Man könnte dies vereinfachen, indem man sagt: Männer handeln und Frauen erscheinen. Männer betrachten Frauen. Frauen sehen sich selbst dabei, betrachtet zu werden. Dies bestimmt nicht nur die meisten Beziehungen zwischen Männern und Frauen, sondern auch das Verhältnis von Frauen zu sich selbst. Der Betrachter der Frau in ihr selbst ist männlich: die begutachtete Frau. So verwandelt sie sich in ein Objekt – und vor allem in ein Objekt des Blicks: eine Sehenswürdigkeit.
John Berger
Als einer der meistzitierten Aufsätze der feministischen Filmtheorie, wird Laura Mulveys Essay Visuelle Lust und narratives Kino (hier als PDF verfügbar ) aus dem Jahr 1975 auch zum Auftakt des Buchs The Female Gaze genannt. Immerhin geht der Begriff des »male gaze« (männlicher Blick), dem der »female gaze« konzeptuell gegenübersteht, auf Mulveys Analyse von Hollwoodfilmen der 1930er bis 1950er Jahre zurück. Doch das als »male gaze« beschriebene Phänomen des männlichen Blicks auf das weibliche »Schauobjekt« finde sich auch im Kino der Gegenwart, so Malone. Sie verweist dabei auf die Inszenierung von Megan Fox in Transformers . Es ließen sich mit Leichtigkeit weitere Beispiele nennen – doch darum geht es in diesem Buch nicht.

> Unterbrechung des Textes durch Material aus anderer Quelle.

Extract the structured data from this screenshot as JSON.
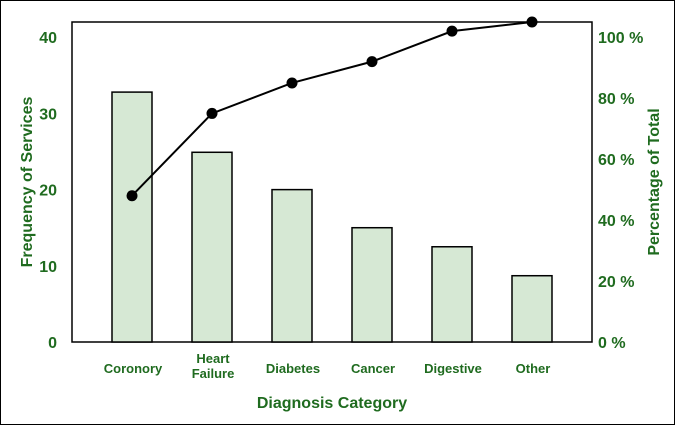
{
  "chart_data": {
    "type": "bar",
    "xlabel": "Diagnosis Category",
    "ylabel": "Frequency of Services",
    "y2label": "Percentage of Total",
    "categories": [
      "Coronory",
      "Heart\nFailure",
      "Diabetes",
      "Cancer",
      "Digestive",
      "Other"
    ],
    "values": [
      32.8,
      24.9,
      20,
      15,
      12.5,
      8.7
    ],
    "cumulative_percent": [
      48,
      75,
      85,
      92,
      102,
      105
    ],
    "ylim": [
      0,
      42
    ],
    "y2lim": [
      0,
      105
    ],
    "yticks": [
      0,
      10,
      20,
      30,
      40
    ],
    "y2ticks": [
      0,
      20,
      40,
      60,
      80,
      100
    ],
    "y2tick_labels": [
      "0 %",
      "20 %",
      "40 %",
      "60 %",
      "80 %",
      "100 %"
    ],
    "grid": false,
    "colors": {
      "bar_fill": "#d6e8d4",
      "bar_stroke": "#000000",
      "line": "#000000",
      "text": "#1f6b1f"
    }
  }
}
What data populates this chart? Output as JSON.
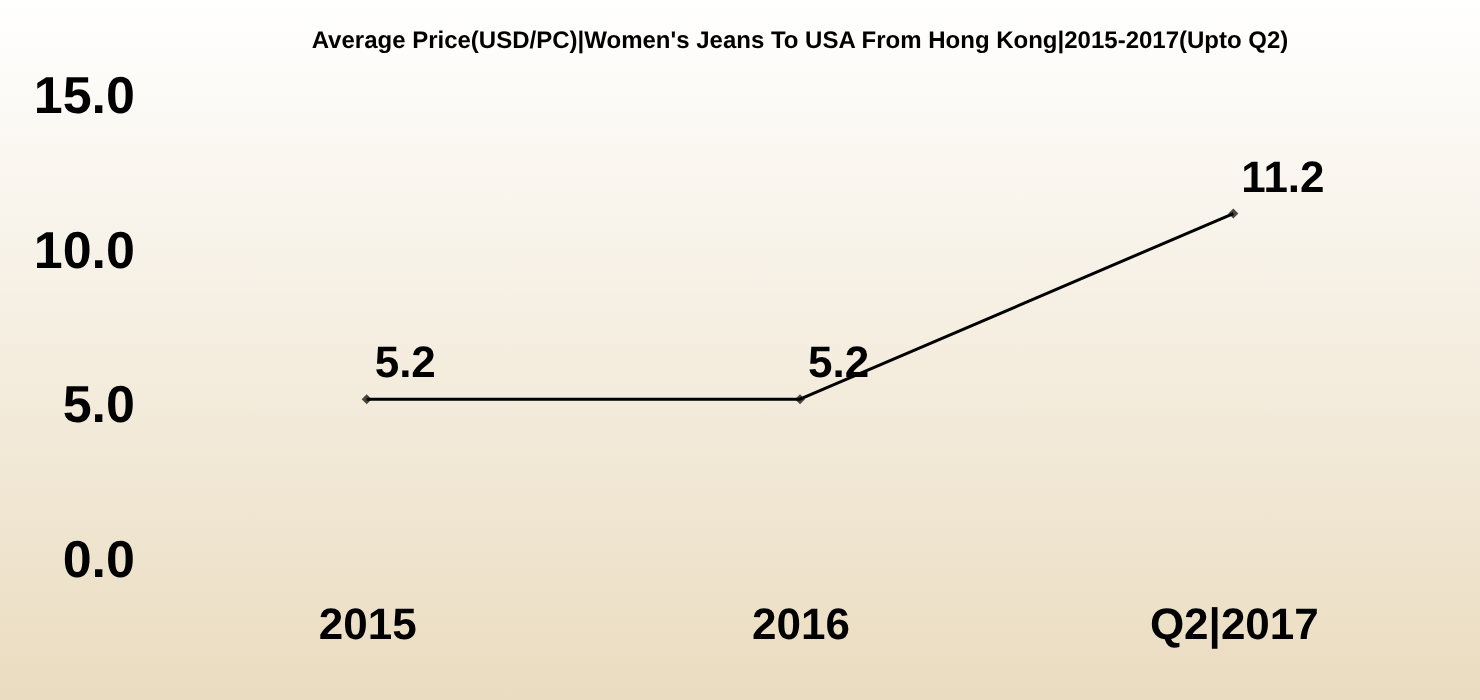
{
  "chart_data": {
    "type": "line",
    "title": "Average Price(USD/PC)|Women's Jeans To USA From Hong Kong|2015-2017(Upto Q2)",
    "categories": [
      "2015",
      "2016",
      "Q2|2017"
    ],
    "series": [
      {
        "color": "#000000",
        "values": [
          5.2,
          5.2,
          11.2
        ]
      }
    ],
    "ylim": [
      0,
      15
    ],
    "yticks": [
      {
        "value": 0,
        "label": "0.0"
      },
      {
        "value": 5,
        "label": "5.0"
      },
      {
        "value": 10,
        "label": "10.0"
      },
      {
        "value": 15,
        "label": "15.0"
      }
    ],
    "data_labels": true,
    "grid": false,
    "marker": "diamond",
    "line_style": "solid"
  }
}
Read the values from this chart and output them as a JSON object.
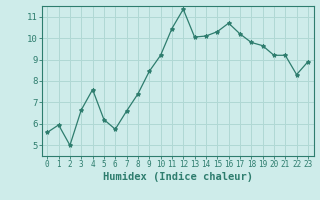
{
  "x": [
    0,
    1,
    2,
    3,
    4,
    5,
    6,
    7,
    8,
    9,
    10,
    11,
    12,
    13,
    14,
    15,
    16,
    17,
    18,
    19,
    20,
    21,
    22,
    23
  ],
  "y": [
    5.6,
    5.95,
    5.0,
    6.65,
    7.6,
    6.2,
    5.75,
    6.6,
    7.4,
    8.45,
    9.2,
    10.45,
    11.35,
    10.05,
    10.1,
    10.3,
    10.7,
    10.2,
    9.8,
    9.65,
    9.2,
    9.2,
    8.3,
    8.9
  ],
  "line_color": "#2e7d6e",
  "marker": "*",
  "marker_size": 3,
  "xlabel": "Humidex (Indice chaleur)",
  "ylim": [
    4.5,
    11.5
  ],
  "xlim": [
    -0.5,
    23.5
  ],
  "yticks": [
    5,
    6,
    7,
    8,
    9,
    10,
    11
  ],
  "xticks": [
    0,
    1,
    2,
    3,
    4,
    5,
    6,
    7,
    8,
    9,
    10,
    11,
    12,
    13,
    14,
    15,
    16,
    17,
    18,
    19,
    20,
    21,
    22,
    23
  ],
  "bg_color": "#ceecea",
  "grid_color": "#b0d8d4",
  "line_width": 0.9,
  "tick_label_color": "#2e7d6e",
  "xlabel_fontsize": 7.5,
  "ytick_fontsize": 6.5,
  "xtick_fontsize": 5.5
}
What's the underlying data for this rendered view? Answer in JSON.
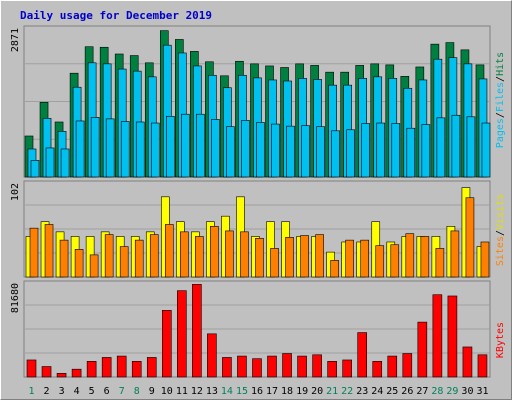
{
  "chart_data": {
    "type": "bar",
    "title": "Daily usage for December 2019",
    "categories": [
      "1",
      "2",
      "3",
      "4",
      "5",
      "6",
      "7",
      "8",
      "9",
      "10",
      "11",
      "12",
      "13",
      "14",
      "15",
      "16",
      "17",
      "18",
      "19",
      "20",
      "21",
      "22",
      "23",
      "24",
      "25",
      "26",
      "27",
      "28",
      "29",
      "30",
      "31"
    ],
    "weekend_days": [
      "1",
      "7",
      "8",
      "14",
      "15",
      "21",
      "22",
      "28",
      "29"
    ],
    "panels": [
      {
        "id": "hits",
        "ylabel_parts": [
          "Pages",
          "Files",
          "Hits"
        ],
        "max_label": "2871",
        "ylim": [
          0,
          2871
        ],
        "series": [
          {
            "name": "Hits",
            "color": "#008040",
            "values": [
              790,
              1440,
              1060,
              2000,
              2510,
              2500,
              2370,
              2340,
              2200,
              2820,
              2650,
              2420,
              2220,
              1950,
              2230,
              2180,
              2140,
              2110,
              2180,
              2150,
              2020,
              2020,
              2150,
              2180,
              2160,
              1940,
              2120,
              2560,
              2590,
              2450,
              2160
            ]
          },
          {
            "name": "Files",
            "color": "#00c0f0",
            "values": [
              540,
              1130,
              880,
              1730,
              2200,
              2180,
              2080,
              2040,
              1930,
              2540,
              2390,
              2140,
              1960,
              1720,
              1960,
              1910,
              1870,
              1850,
              1900,
              1880,
              1770,
              1770,
              1900,
              1930,
              1900,
              1710,
              1870,
              2270,
              2300,
              2180,
              1890
            ]
          },
          {
            "name": "Pages",
            "color": "#00c0f0",
            "values": [
              320,
              560,
              540,
              1080,
              1150,
              1120,
              1070,
              1060,
              1040,
              1170,
              1210,
              1210,
              1110,
              970,
              1090,
              1050,
              1020,
              980,
              990,
              970,
              890,
              910,
              1030,
              1040,
              1030,
              940,
              1010,
              1140,
              1190,
              1160,
              1040
            ]
          }
        ]
      },
      {
        "id": "visits",
        "ylabel_parts": [
          "Sites",
          "Visits"
        ],
        "max_label": "102",
        "ylim": [
          0,
          102
        ],
        "series": [
          {
            "name": "Visits",
            "color": "#ffff00",
            "values": [
              44,
              60,
              49,
              44,
              44,
              49,
              44,
              44,
              49,
              87,
              60,
              49,
              60,
              66,
              87,
              44,
              60,
              60,
              44,
              44,
              27,
              38,
              38,
              60,
              38,
              44,
              44,
              44,
              55,
              97,
              33
            ]
          },
          {
            "name": "Sites",
            "color": "#ff8000",
            "values": [
              53,
              57,
              40,
              30,
              24,
              46,
              33,
              40,
              46,
              57,
              49,
              44,
              55,
              50,
              49,
              42,
              31,
              43,
              45,
              46,
              18,
              40,
              40,
              34,
              35,
              47,
              44,
              31,
              50,
              86,
              38
            ]
          }
        ]
      },
      {
        "id": "kbytes",
        "ylabel_parts": [
          "KBytes"
        ],
        "max_label": "81680",
        "ylim": [
          0,
          81680
        ],
        "series": [
          {
            "name": "KBytes",
            "color": "#ff0000",
            "values": [
              14800,
              9100,
              3200,
              6800,
              13600,
              17000,
              18200,
              13600,
              17000,
              57900,
              75000,
              80500,
              37500,
              17000,
              18200,
              15900,
              18200,
              20400,
              18200,
              19300,
              13600,
              14800,
              38600,
              13600,
              18200,
              20400,
              47700,
              71500,
              70400,
              26100,
              19300
            ]
          }
        ]
      }
    ]
  }
}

Lesenswert: Tori Telfer (Vulture) schreibt umfassend über »den weiblichen Blick« im Jahre 2018 , in ihrem Beitrag: How Do We Define the Female Gaze in 2018?
Fazit zu The Female Gaze
Das Projekt von The Female Gaze – Essential Movies Made by Women besteht darin, das Rampenlicht auf die Werke zu lenken, die den weiblichen Blickwinkel prägen. Denn auch diesen hat es im Laufe der Filmgeschichte immer gegeben, wenngleich er wesentlich weniger Beachtung fand. Wie erfrischend, erkenntnisreich und unterhaltsam »the female gaze« sein kann, das demonstriert die Filmauswahl von Alicia Malone (hier geht’s übrigens zu ihrem Podcast Magnificent Obsession ). Bis dato ist das Werk nur auf Englisch erhältlich , aber für Filmfans auf jeden Fall einen Blick wert.